The very fact that this joker mentions the return address shows
that s/he/it is attempting some form of malware.

 

[ghyott]

The very fact that this joker mentions the return address shows
that s/he/it is attempting some form of malware.

The very fact that you calls Trisdale "Trollsdare" and me a joker shows
that
you are a real bastard.
And for your kind information I am not attempting some form of malware.

 

[Stephen Sprunk]

The very fact that this joker mentions the return address shows
that s/he/it is attempting some form of malware.

As long as he writes his malware in Standard C, shouldn't we still help him?


Besides, there are a couple legitimate reasons one might want to screw with
function returns in one's own code -- but the better solution is probably
setjmp()/longjmp() instead for those cases. Or perhaps having each function
return the address of the next function to be called -- I forget the term.

S

 

[Martin Ambuhl]

hello,
Can somebody please tell me that why the the value of "ret" is not
changing even by the statement (*ret)+=26; .
#include <stdio.h>

void funct(int a ,int b,int c)
{
char buf[5];
char buf1[10];
int *ret;
ret=buf+12;

This is insane. buf is a char[5]. The location buf+12 is outside it
and you have *no* idea where it is. This is a gross error that you
should quickly get over.

printf("ret is %x\n",ret);
(*ret)+=26;

You have no idea that ret points to anything you can use. It is insane
to dereference it.

 

[CBFalconer]

The very fact that you calls Trisdale "Trollsdare" and me a joker
shows that you are a real bastard. And for your kind information
I am not attempting some form of malware.

Who is Trisdale and/or Trollsdare? If you are referring to
Trismegistus that is one thing, if you really mean Tisdale alias
Trollsdale he is a well known troll. If you can explain, in small
and understandable words, why you are trying to alter the return
address of an activated function via undefined behaviour and why
that is legitimate, I just might believe you. Probably won't
though.

Yes, I freely admit to being a real bastard about destructive
terrorists. Unlike some, I am willing for them to explain
themselves, and concede that mistakes can and have been made. Thus
you do not have to be immediately incarerated incommunicado in the
Gitmo Gulag and subjected to physical abuse and torture.

 

[CBFalconer]

.... snip ...

As long as he writes his malware in Standard C, shouldn't we still
help him?

Besides, there are a couple legitimate reasons one might want to
screw with function returns in one's own code -- but the better
solution is probably setjmp()/longjmp() instead for those cases.
Or perhaps having each function return the address of the next
function to be called -- I forget the term.

The only reason of which I can conceive is building a debugger.

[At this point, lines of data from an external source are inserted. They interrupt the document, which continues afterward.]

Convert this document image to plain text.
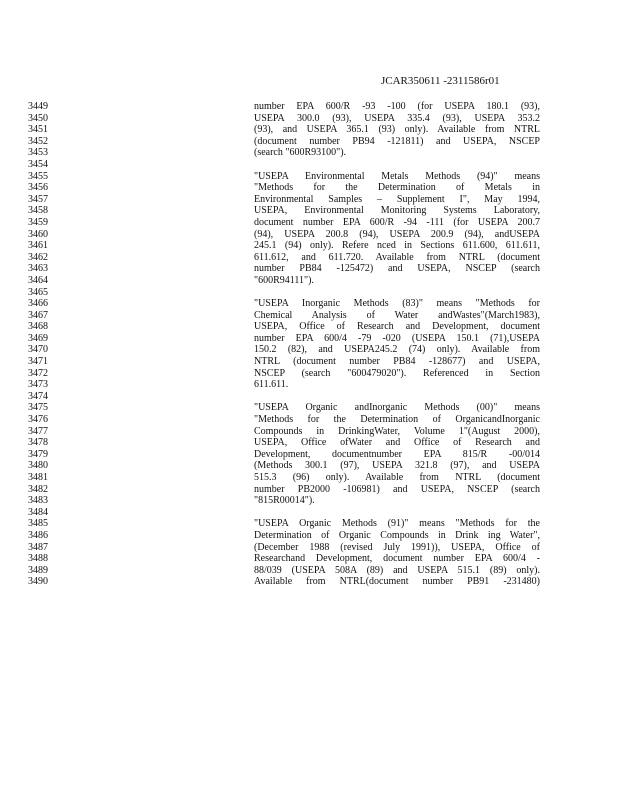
JCAR350611 -2311586r01
3449
3450
3451
3452
3453
3454
3455
3456
3457
3458
3459
3460
3461
3462
3463
3464
3465
3466
3467
3468
3469
3470
3471
3472
3473
3474
3475
3476
3477
3478
3479
3480
3481
3482
3483
3484
3485
3486
3487
3488
3489
3490
number EPA 600/R -93 -100 (for USEPA 180.1 (93),
USEPA 300.0 (93), USEPA 335.4 (93), USEPA 353.2
(93), and USEPA 365.1 (93) only). Available from NTRL
(document number PB94 -121811) and USEPA, NSCEP
(search "600R93100").
"USEPA Environmental Metals Methods (94)" means
"Methods for the Determination of Metals in
Environmental Samples – Supplement I", May 1994,
USEPA, Environmental Monitoring Systems Laboratory,
document number EPA 600/R -94 -111 (for USEPA 200.7
(94), USEPA 200.8 (94), USEPA 200.9 (94), andUSEPA
245.1 (94) only). Refere nced in Sections 611.600, 611.611,
611.612, and 611.720. Available from NTRL (document
number PB84 -125472) and USEPA, NSCEP (search
"600R94111").
"USEPA Inorganic Methods (83)" means "Methods for
Chemical Analysis of Water andWastes"(March1983),
USEPA, Office of Research and Development, document
number EPA 600/4 -79 -020 (USEPA 150.1 (71),USEPA
150.2 (82), and USEPA245.2 (74) only). Available from
NTRL (document number PB84 -128677) and USEPA,
NSCEP (search "600479020"). Referenced in Section
611.611.
"USEPA Organic andInorganic Methods (00)" means
"Methods for the Determination of OrganicandInorganic
Compounds in DrinkingWater, Volume 1"(August 2000),
USEPA, Office ofWater and Office of Research and
Development, documentnumber EPA 815/R -00/014
(Methods 300.1 (97), USEPA 321.8 (97), and USEPA
515.3 (96) only). Available from NTRL (document
number PB2000 -106981) and USEPA, NSCEP (search
"815R00014").
"USEPA Organic Methods (91)" means "Methods for the
Determination of Organic Compounds in Drink ing Water",
(December 1988 (revised July 1991)), USEPA, Office of
Researchand Development, document number EPA 600/4 -
88/039 (USEPA 508A (89) and USEPA 515.1 (89) only).
Available from NTRL(document number PB91 -231480)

He
shows no signs of having that capability.

 

[Default User]

The very fact that you calls Trisdale "Trollsdare" and me a joker shows
that
you are a real bastard.

The very fact that you are an idiot and a jerk shows me you need to be
plonked. So I will do so.



Brian

 

[Ben Pfaff]

The only reason of which I can conceive is building a debugger. He
shows no signs of having that capability.

There are plenty of other reasons. For example, I could want to
test my software by injecting an error once per unique call path
to some function (say malloc()), or I could want to obtain
information about call path coverage in a test suite. In either
case, I would need to obtain the return address of the current
function and, preferably, the entire call chain.

 

[ghyott]

The only reason of which I can conceive is building a debugger. He
shows no signs of having that capability.

First,I just don't want to entangle myself in these vapid arguments but
you are a real shit.
Second,in my opinion only that programmer can write a secure code who
knows how to exploit a vulnerability in a code,so that's why I am
studying these type of codes.
I don't have any bad intentions. Also you better should not comment
about others capabilities and yes ,by Trisdale I meant Tisdale.
So,Good night and Good bye fucker!!!!